We have a set of data in a couple of tables in an Oracle database that is maintained by an external application. We don't mind if the application's view of this data is slightly out of date. Therefore, we use Hibernate's Query and 2nd level caches with a cache timeout set to a time period we can live with. Currently, the cache we have plugged in happens to be OSCache.
With the above requirements, it seemed logical that the choice of of caching should be cache-usage="read-only".
With this setting the CacheFactory class creates a ReadOnlyCache class. However, under high load this class became a bottleneck as both its get and put methods are fully synchronised leading to lots of blocked threads all trying to use the get method.

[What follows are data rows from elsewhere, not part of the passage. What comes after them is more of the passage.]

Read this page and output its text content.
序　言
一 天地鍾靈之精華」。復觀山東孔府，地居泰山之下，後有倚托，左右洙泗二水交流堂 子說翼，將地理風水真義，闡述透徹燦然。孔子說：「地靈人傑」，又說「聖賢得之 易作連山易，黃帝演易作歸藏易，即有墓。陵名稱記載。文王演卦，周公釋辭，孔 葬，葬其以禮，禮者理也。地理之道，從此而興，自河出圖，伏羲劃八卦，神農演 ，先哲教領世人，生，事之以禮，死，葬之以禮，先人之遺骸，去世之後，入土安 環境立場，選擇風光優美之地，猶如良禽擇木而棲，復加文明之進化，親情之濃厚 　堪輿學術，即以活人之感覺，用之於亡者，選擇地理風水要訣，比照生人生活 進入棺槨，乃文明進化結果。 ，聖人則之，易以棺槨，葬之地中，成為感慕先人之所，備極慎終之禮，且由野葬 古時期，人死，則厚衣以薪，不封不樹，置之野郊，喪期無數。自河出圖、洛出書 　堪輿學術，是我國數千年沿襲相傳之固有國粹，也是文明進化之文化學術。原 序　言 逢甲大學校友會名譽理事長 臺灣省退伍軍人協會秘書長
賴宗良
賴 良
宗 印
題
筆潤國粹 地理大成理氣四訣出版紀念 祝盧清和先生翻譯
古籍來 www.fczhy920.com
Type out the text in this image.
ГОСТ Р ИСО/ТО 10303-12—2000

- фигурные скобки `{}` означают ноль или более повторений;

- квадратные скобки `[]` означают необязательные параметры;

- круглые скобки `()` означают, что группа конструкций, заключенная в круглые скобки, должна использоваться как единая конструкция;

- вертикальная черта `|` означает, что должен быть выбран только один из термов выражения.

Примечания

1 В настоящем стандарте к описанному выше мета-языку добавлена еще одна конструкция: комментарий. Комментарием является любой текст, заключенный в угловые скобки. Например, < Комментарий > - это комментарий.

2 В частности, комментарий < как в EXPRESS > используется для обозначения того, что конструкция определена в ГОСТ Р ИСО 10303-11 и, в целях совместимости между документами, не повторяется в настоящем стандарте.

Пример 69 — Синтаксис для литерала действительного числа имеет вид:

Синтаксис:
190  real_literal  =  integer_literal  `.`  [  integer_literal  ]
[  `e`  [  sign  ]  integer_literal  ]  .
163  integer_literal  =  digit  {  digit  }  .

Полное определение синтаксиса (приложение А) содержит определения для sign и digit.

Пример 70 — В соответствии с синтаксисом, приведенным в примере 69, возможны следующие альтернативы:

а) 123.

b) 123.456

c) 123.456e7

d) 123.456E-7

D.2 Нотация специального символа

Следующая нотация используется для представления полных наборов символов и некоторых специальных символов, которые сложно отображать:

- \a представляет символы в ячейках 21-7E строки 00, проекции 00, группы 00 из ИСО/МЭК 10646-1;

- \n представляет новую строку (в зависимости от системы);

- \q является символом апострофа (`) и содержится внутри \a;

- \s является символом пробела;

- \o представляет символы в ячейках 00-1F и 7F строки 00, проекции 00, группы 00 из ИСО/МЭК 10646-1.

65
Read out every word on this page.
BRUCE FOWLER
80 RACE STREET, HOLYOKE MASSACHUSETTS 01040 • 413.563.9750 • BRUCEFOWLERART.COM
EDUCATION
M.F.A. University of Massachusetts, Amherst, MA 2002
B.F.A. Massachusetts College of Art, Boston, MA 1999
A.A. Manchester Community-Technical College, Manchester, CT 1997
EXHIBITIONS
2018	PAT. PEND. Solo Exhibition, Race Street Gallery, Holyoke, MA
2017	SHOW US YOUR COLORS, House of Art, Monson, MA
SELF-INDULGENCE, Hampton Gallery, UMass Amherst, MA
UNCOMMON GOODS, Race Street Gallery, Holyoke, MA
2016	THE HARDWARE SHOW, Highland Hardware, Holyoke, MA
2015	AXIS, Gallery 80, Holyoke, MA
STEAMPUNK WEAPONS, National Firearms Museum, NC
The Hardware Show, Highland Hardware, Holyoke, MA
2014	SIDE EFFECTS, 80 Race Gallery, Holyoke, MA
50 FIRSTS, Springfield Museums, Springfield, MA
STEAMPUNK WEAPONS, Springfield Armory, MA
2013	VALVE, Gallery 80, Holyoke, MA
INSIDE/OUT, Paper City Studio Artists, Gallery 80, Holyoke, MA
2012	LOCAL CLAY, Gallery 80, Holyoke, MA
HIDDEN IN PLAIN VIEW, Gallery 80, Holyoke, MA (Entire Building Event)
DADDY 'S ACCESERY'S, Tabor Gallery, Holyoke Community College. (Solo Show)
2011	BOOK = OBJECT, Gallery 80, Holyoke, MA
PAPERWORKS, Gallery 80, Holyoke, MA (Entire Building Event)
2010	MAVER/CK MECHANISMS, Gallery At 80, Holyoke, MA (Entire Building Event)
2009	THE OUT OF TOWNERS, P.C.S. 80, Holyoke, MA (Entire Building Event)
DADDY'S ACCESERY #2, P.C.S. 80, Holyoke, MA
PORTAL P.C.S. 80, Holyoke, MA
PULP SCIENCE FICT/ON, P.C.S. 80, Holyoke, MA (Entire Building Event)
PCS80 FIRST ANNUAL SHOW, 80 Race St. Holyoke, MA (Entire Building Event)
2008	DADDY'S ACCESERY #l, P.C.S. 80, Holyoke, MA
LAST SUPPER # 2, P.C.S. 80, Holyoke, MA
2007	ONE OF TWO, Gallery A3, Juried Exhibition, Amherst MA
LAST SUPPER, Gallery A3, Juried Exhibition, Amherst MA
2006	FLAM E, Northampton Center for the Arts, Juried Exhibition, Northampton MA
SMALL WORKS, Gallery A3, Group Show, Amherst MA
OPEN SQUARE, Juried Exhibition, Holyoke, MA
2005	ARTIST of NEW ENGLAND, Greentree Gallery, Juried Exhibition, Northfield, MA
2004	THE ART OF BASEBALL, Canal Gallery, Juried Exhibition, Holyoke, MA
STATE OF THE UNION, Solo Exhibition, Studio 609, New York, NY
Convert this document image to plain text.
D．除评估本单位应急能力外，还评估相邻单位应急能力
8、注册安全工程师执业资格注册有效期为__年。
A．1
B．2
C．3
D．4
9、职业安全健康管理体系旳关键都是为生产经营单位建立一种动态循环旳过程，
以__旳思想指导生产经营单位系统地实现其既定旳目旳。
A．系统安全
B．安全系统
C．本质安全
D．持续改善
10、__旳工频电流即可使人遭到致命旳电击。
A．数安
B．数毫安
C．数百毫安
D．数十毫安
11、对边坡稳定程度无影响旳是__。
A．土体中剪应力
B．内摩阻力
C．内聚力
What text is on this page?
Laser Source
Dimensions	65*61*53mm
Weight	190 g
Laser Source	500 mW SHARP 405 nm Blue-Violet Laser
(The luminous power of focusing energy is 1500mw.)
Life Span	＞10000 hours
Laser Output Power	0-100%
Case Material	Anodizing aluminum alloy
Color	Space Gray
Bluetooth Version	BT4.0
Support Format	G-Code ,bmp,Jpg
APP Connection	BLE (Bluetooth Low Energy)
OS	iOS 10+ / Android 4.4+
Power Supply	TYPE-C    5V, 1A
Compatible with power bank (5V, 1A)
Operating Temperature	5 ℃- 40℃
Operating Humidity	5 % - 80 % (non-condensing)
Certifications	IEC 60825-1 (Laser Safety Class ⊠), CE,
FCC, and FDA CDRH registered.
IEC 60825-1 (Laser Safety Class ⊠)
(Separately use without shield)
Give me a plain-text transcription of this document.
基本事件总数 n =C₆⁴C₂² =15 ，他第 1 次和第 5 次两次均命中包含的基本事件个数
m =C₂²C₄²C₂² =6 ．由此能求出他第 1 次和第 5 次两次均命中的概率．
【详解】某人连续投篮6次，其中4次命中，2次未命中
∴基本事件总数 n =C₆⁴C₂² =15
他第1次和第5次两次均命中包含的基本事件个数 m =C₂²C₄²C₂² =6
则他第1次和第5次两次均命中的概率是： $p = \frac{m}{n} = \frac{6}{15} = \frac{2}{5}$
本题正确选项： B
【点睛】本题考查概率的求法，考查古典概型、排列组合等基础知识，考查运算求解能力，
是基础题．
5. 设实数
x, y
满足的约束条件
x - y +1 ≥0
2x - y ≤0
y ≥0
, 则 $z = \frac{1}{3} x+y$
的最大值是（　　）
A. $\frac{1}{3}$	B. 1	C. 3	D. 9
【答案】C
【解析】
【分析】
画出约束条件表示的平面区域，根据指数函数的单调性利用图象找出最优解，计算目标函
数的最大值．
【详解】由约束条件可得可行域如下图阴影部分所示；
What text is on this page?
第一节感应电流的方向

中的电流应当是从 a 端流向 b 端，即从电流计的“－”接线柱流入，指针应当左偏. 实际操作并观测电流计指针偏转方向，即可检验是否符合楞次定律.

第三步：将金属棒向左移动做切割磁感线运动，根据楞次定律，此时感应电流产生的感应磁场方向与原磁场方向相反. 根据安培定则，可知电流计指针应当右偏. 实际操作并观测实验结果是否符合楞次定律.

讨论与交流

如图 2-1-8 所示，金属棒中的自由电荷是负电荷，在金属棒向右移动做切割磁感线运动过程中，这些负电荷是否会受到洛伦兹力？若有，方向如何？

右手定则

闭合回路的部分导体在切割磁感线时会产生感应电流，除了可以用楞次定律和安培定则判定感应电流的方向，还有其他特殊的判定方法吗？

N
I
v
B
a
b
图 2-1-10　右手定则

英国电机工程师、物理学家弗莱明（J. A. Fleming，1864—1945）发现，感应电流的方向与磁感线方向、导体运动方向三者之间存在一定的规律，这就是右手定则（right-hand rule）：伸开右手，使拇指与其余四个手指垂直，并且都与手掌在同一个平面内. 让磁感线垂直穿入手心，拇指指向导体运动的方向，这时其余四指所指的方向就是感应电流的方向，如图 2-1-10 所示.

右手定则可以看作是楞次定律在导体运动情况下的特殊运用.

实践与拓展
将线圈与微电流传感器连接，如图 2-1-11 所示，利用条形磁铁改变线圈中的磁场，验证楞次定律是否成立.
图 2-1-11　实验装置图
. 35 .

A simple "solution" that seems to work is to change the cache-usage to cache-usage="nonstrict-read-write" which means that the CacheFactory creates a NonStrictReadWriteCache class. This class doesn't synchronise the get and put put methods. When testing the app under high load we no longer get blocking in the Hibernate layer.
So I have a couple of questions if anyone is able to help
a) does anyone know why the ReadOnlyCache class synchronises on both the get and the put methods. My (probably too simplistic) thoughts on this is that it should be the job of the plugged in cache (OSCachee) to peform the synchonisation (hopefully at the "slot" level rather than on the whole cache or cache get/put methods)
b) as we changed to the NonstrictReadWriteCache class, does this mean that Hibernate is now having to do any more work compared to if it was told to use ReadOnlyCache. To clarify, I don't mean extra work in the XxxxxCache class itself (as I've read the code for these classes) - I mean does setting nonstrict-read-write cause Hibernate to perform any other work outside the NonstrictReadWriteCache.
As ever, many thanks for any information anyone can provide.